La situation actuelle
Il n’est actuellement qu’exceptionnellement permis à un futur héritier réservataire de renoncer à l’avance à agir en réduction à l’égard d’une donation consentie par un de ses parents ou par son/sa conjoint(e)/partenaire. Une déclaration pourrait être signée en ce sens du vivant du disposant, mais une telle renonciation n’est pas valable. Le renonçant pourrait dès lors revenir sur son engagement une fois le disposant décédé et revendiquer sa réserve à l’égard du donataire.
La loi du 31 juillet 2017 permet au futur héritier réservataire de valablement renoncer à agir en réduction du vivant du disposant moyennant le respect de certaines règles.
Prenons un exemple :
Un père a une fille et deux fils.
Il donne 1.000.000 € à sa fille par préciput et hors part. Le père laisse, à son décès, un portefeuille-titres de 500.000 €.
La masse de calcul est composée des biens existants (500.000€), des biens donnés (1.000.000€) soit au total 1.500.000 €. Actuellement, la quotité disponible est, vu le nombre d’enfants de ¼, c’est-à-dire 375.000 €.
La fille a reçu une donation de 1.000.000 € par préciput et hors part et donc être imputée sur la quotité disponible qui vaut seulement 375.000€. Sa donation va être réduite à concurrence de 625.000 €. A défaut, ses deux frères ne pourraient recevoir leur réserve (375.000 € chacun).
La masse de partage est composée des biens existants (500.000 €) et des biens réduits (625.000 €), soit 1.125.000 € au total.
Chaque enfant doit en principe recevoir 1/3 de cette somme, soit 375.000 €. Mais la fille doit « rendre » les biens réduits soit 625.000 €. Elle devra donc en pratique « rendre » 250.000 € (375.000 € à recevoir – 625.000 € à rendre).
Les deux frères auront chacun la moitié de cette somme de 250.000, soit 125.000 €, et ½ des biens existants soit 250.000 €. Au final, chacun des fils aura donc reçu 375.000 euros.
Une renonciation ciblée et personnelle
Le futur héritier réservataire renonce à agir en réduction à l’égard d’une donation spécifique réalisée à l’égard d’un donataire dont il connaît l’identité (et qui peut être un membre de la famille ou non, une association …), et portant sur des biens clairement identifiés.
Sa renonciation n’engage que lui et pas les autres futurs héritiers réservataires qui sont libres de ne pas renoncer à agir en réduction.
Elle prend la forme d’une déclaration dans l’acte de donation ou dans un acte ultérieur.
Afin de s’assurer de son consentement plein et entier, un formalisme très lourd accompagne cette déclaration qui doit nécessairement être reçue par un notaire.
Ce pacte successoral permet de sécuriser une donation, car la réduction de celle-ci ne pourra pas être demandée par le signataire du pacte s’il s’avérait, au décès du disposant, que la donation porte atteinte à sa réserve.
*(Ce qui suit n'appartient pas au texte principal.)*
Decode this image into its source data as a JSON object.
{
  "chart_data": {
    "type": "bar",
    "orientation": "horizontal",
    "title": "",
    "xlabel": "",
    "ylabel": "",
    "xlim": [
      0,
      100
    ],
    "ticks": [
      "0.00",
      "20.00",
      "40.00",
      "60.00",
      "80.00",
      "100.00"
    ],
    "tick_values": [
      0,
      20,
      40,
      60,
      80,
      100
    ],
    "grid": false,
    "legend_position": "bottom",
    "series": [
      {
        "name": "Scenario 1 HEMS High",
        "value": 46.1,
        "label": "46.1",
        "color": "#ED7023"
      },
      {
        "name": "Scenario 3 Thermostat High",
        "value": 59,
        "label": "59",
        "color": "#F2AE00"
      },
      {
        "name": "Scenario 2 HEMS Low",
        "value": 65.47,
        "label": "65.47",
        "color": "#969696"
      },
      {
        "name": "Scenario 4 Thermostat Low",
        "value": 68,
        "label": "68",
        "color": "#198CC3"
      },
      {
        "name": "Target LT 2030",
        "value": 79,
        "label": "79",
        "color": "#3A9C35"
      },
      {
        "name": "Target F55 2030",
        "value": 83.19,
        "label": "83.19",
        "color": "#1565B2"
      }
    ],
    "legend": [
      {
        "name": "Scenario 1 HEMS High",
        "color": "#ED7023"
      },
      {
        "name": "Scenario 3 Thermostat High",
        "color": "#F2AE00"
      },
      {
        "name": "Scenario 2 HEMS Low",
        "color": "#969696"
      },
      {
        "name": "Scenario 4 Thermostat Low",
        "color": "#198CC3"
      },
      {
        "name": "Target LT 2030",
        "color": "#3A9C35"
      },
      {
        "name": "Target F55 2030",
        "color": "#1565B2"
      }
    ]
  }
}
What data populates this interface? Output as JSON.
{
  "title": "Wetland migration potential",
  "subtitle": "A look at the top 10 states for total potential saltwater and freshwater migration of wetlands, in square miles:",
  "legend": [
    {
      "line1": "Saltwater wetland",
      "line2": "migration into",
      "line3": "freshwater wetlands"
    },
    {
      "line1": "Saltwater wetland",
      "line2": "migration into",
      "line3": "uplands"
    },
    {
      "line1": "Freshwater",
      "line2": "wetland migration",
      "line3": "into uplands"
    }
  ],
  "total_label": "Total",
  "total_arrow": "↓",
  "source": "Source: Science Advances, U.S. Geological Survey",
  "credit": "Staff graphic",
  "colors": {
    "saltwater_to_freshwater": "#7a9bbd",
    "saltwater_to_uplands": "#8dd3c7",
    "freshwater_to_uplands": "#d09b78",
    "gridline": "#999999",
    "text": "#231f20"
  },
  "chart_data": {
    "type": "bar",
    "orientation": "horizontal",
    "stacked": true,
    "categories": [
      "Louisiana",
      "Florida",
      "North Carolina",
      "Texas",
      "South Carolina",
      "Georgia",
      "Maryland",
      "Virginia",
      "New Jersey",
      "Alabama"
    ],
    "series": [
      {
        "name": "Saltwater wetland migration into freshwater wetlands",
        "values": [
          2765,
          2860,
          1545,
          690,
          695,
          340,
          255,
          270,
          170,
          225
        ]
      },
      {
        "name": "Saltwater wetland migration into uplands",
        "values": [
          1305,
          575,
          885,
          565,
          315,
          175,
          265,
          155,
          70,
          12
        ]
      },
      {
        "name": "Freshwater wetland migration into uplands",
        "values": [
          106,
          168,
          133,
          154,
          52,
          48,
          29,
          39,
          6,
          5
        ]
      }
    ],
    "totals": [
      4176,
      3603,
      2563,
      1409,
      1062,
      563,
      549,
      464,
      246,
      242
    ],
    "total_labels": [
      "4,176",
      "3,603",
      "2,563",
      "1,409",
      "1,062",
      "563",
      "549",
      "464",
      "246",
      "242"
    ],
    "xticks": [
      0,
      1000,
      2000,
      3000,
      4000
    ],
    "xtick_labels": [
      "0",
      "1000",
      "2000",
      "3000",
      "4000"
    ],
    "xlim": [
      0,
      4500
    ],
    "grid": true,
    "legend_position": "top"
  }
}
Il est très avantageux pour le donataire, mais peut s’avérer dangereux pour le futur héritier réservataire. En effet, celui-ci ignore, au moment de la signature du pacte, l’ampleur de la renonciation qu’il consent (et qui ne sera connue qu’au décès du disposant) et risque d’être confronté, ultérieurement, à un revers de fortune. Les risques de pression exercée par le disposant pour que le futur héritier réservataire signe le pacte ne sont pas non plus exclus, d’où le formalisme très strict entourant la conclusion du pacte.